OKI、世界初、毎秒40ギガビットの光位相同期型コヒーレント光通信技術を開発

JCN株式会社

2010-08-23 10:00

Tokyo, Aug 23, 2010 - (JCN Newswire) - OKI(TSE:6703)は、次世代の光通信の高速化技術として有望視されつつも実用化が困難といわれてきた、コヒーレント光通信向け光位相同期技術の開発に成功しました。
Tokyo, Aug 23, 2010 - (JCN Newswire) - OKI(TSE:6703)は、次世代の光通信の高速化技術として有望視されつつも実用化が困難といわれてきた、コヒーレント光通信(注1)向け光位相同期技術(注2)の開発に成功しました。本技術を採用して試作した毎秒40ギガビットの受信機にて、世界で初めて2値位相変調信号(注3)の安定したコヒーレント受信を実現しています。本技術では、光信号を電気信号に変換する必要がないため、近年注目されているデジタルコヒーレント受信方式と比較して、受信機の消費電力を約1/10に削減できるほか、ネットワークの遅延も減少します。
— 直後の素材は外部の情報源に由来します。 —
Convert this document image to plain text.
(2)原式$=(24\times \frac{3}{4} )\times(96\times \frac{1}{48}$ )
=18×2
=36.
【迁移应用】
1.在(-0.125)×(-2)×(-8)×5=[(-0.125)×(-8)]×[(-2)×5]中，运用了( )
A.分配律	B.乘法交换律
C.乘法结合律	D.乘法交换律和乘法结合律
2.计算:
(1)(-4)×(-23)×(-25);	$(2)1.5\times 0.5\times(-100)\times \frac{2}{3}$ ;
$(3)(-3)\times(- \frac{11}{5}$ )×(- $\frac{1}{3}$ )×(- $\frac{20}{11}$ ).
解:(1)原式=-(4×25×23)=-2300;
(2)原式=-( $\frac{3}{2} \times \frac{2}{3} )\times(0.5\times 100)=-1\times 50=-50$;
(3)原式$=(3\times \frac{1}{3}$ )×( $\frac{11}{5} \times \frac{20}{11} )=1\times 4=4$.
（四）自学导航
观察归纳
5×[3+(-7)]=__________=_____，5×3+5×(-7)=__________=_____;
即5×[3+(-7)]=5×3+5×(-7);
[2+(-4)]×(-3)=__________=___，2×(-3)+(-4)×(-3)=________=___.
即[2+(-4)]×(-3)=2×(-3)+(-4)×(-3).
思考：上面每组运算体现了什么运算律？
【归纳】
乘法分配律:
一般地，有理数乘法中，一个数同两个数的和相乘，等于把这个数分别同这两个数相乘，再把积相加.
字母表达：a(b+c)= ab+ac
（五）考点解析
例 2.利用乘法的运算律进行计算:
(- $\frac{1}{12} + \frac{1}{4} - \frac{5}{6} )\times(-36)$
現状のネットワーク容量増加傾向に基づくと、2025年にはネットワーク機器の消費電力が現状13倍に達すると予測されており(注4)、ネットワーク機器の消費電力効率を大幅に向上させるための技術開発が、将来のIT社会の発展と環境保全との両立のために急務となっています。本技術は、このネットワークのグリーン化に貢献します。なお、本技術開発の一部は、独立行政法人情報通信研究機構からの委託研究「λユーティリティ技術の研究開発」によるものです。
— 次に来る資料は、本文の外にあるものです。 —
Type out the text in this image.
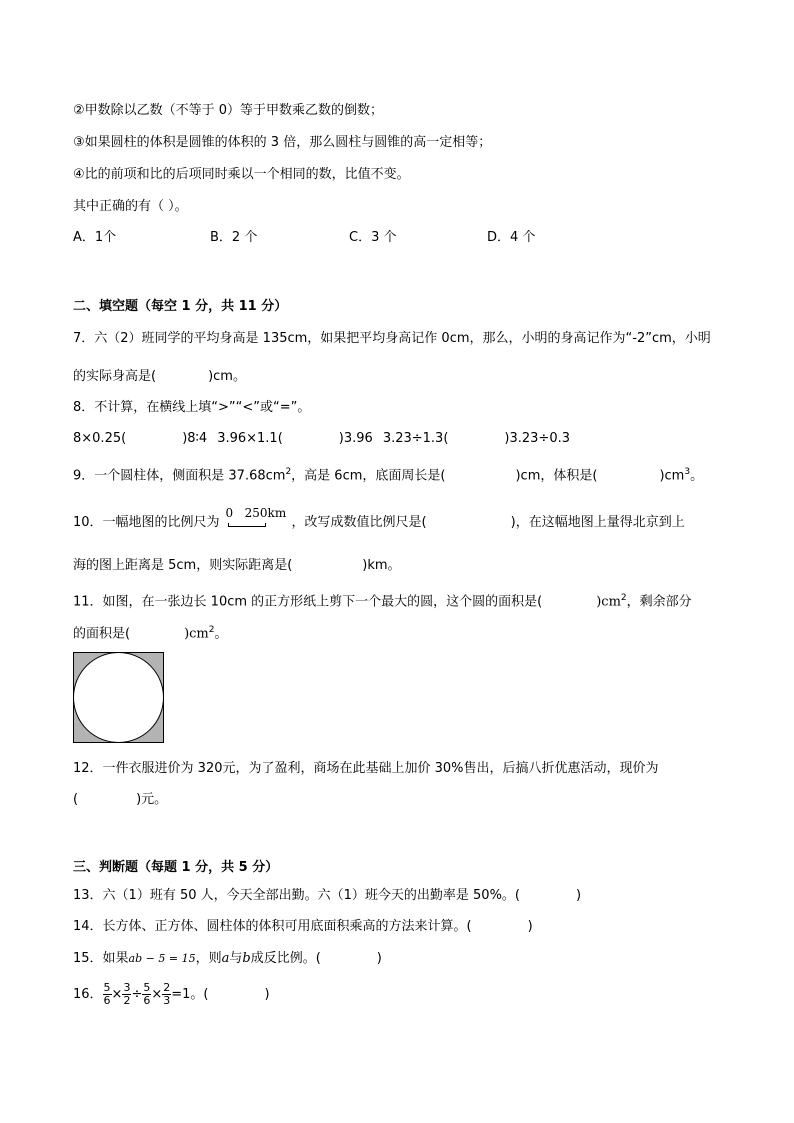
②甲数除以乙数（不等于 0）等于甲数乘乙数的倒数；
③如果圆柱的体积是圆锥的体积的 3 倍，那么圆柱与圆锥的高一定相等；
④比的前项和比的后项同时乘以一个相同的数，比值不变。
其中正确的有（ ）。
A．1个	B．2 个	C．3 个	D．4 个
二、填空题（每空 1 分，共 11 分）
7．六（2）班同学的平均身高是 135cm，如果把平均身高记作 0cm，那么，小明的身高记作为“-2”cm，小明
的实际身高是(	)cm。
8．不计算，在横线上填“>”“<”或“=”。
8×0.25(	)8∶4 3.96×1.1(	)3.96 3.23÷1.3(	)3.23÷0.3
9．一个圆柱体，侧面积是 $37.68cm^2$，高是 6cm，底面周长是(	)cm，体积是(	)$cm^3$。
10．一幅地图的比例尺为
0 250km
，改写成数值比例尺是(	)，在这幅地图上量得北京到上
海的图上距离是 5cm，则实际距离是(	)km。
11．如图，在一张边长 10cm 的正方形纸上剪下一个最大的圆，这个圆的面积是(	)$cm^2$，剩余部分
的面积是(	)$cm^2$。
12．一件衣服进价为 320元，为了盈利，商场在此基础上加价 30%售出，后搞八折优惠活动，现价为
(	)元。
三、判断题（每题 1 分，共 5 分）
13．六（1）班有 50 人，今天全部出勤。六（1）班今天的出勤率是 50%。(	)
14．长方体、正方体、圆柱体的体积可用底面积乘高的方法来计算。(	)
15．如果ab − 5 = 15，则a与b成反比例。(	)
16． $\frac{5}{6} \times \frac{3}{2} \div \frac{5}{6} \times \frac{2}{3} =1$。(	)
一般に、位相変調方式に基づくコヒーレント光通信方式は、現在広く用いられている強度変調方式(注5)に比較して帯域の有効利用が可能であるため、2020年頃に必要となることが予想される毎秒100テラビット級光ネットワーク(1秒間にブルーレイディスク500枚分相当のデータ送受信を可能にする)への適用が有望視されています。光位相同期技術は、光信号搬送波(注6)を高精度で再生可能な技術であり、コヒーレント光信号の有力なデータ復調手段の一つとされています。
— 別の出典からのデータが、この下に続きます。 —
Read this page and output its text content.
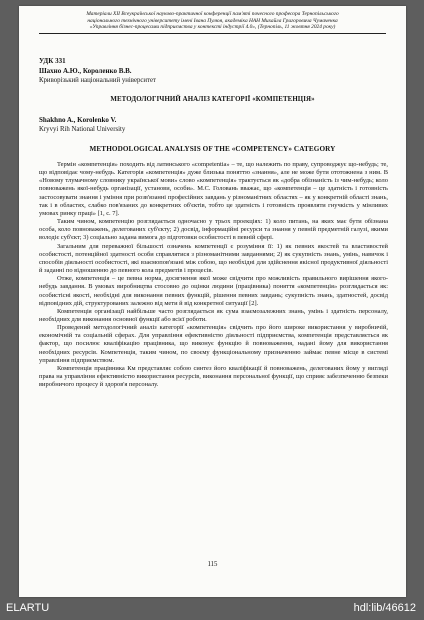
Матеріали XII Всеукраїнської науково-практичної конференції пам'яті почесного професора Тернопільського
національного технічного університету імені Івана Пулюя, академіка НАН Михайла Григоровича Чумаченка
«Управління бізнес-процесами підприємства у контексті індустрії 4.0», (Тернопіль, 11 жовтня 2024 року)
УДК 331
Шахно А.Ю., Короленко В.В.
Криворізький національний університет
МЕТОДОЛОГІЧНИЙ АНАЛІЗ КАТЕГОРІЇ «КОМПЕТЕНЦІЯ»
Shakhno A., Korolenko V.
Kryvyi Rih National University
METHODOLOGICAL ANALYSIS OF THE «COMPETENCY» CATEGORY

Термін «компетенція» походить від латинського «competentia» – те, що належить по праву, супроводжує що-небудь; те, що відповідає чому-небудь. Категорія «компетенція» дуже близька поняттю «знання», але не може бути ототожнена з ним. В «Новому тлумачному словнику української мови» слово «компетенція» трактується як «добра обізнаність із чим-небудь; коло повноважень якої-небудь організації, установи, особи». М.С. Головань вважає, що «компетенція – це здатність і готовність застосовувати знання і уміння при розв'язанні професійних завдань у різноманітних областях – як у конкретній області знань, так і в областях, слабко пов'язаних до конкретних об'єктів, тобто це здатність і готовність проявляти гнучкість у мінливих умовах ринку праці» [1, с. 7].

Таким чином, компетенцію розглядається одночасно у трьох проекціях: 1) коло питань, на яких має бути обізнана особа, коло повноважень, делегованих суб'єкту; 2) досвід, інформаційні ресурси та знання у певній предметній галузі, якими володіє суб'єкт; 3) соціально задана вимога до підготовки особистості в певній сфері.

Загальним для переважної більшості означень компетенції є розуміння її: 1) як певних якостей та властивостей особистості, потенційної здатності особи справлятися з різноманітними завданнями; 2) як сукупність знань, умінь, навичок і способів діяльності особистості, які взаємопов'язані між собою, що необхідні для здійснення якісної продуктивної діяльності й заданні по відношенню до певного кола предметів і процесів.

Отже, компетенція – це певна норма, досягнення якої може свідчити про можливість правильного вирішення якого-небудь завдання. В умовах виробництва стосовно до оцінки людини (працівника) поняття «компетенція» розглядається як: особистісні якості, необхідні для виконання певних функцій, рішення певних завдань; сукупність знань, здатностей, досвід відповідних дій, структурованих залежно від мети й від конкретної ситуації [2].

Компетенція організації найбільше часто розглядається як сума взаємозалежних знань, умінь і здатність персоналу, необхідних для виконання основної функції або всієї роботи.

Проведений методологічний аналіз категорії «компетенція» свідчить про його широке використання у виробничій, економічній та соціальній сферах. Для управління ефективністю діяльності підприємства, компетенція представляється як фактор, що посилює кваліфікацію працівника, що виконує функцію й повноваження, надані йому для використання необхідних ресурсів. Компетенція, таким чином, по своєму функціональному призначенню займає певне місце в системі управління підприємством.

Компетенція працівника Км представляє собою синтез його кваліфікації й повноважень, делегованих йому у вигляді права на управління ефективністю використання ресурсів, виконання персональної функції, що сприяє забезпеченню безпеки виробничого процесу й здоров'я персоналу.

115
ELARTU	hdl:lib/46612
コヒーレント光通信方式は、1980年代から精力的に研究が実施されており、光搬送波の位相にデータを重畳した光位相変調信号を用いています。このため、受信側において検波が可能な強度変調信号に変換するデータ復調技術が必要となります。近年では、デジタル電気信号処理技術により復調処理を可能にするデジタルコヒーレント受信方式が脚光を浴びていますが、消費電力の削減、リアルタイム処理を行うための技術開発など、解決すべき課題も残されています。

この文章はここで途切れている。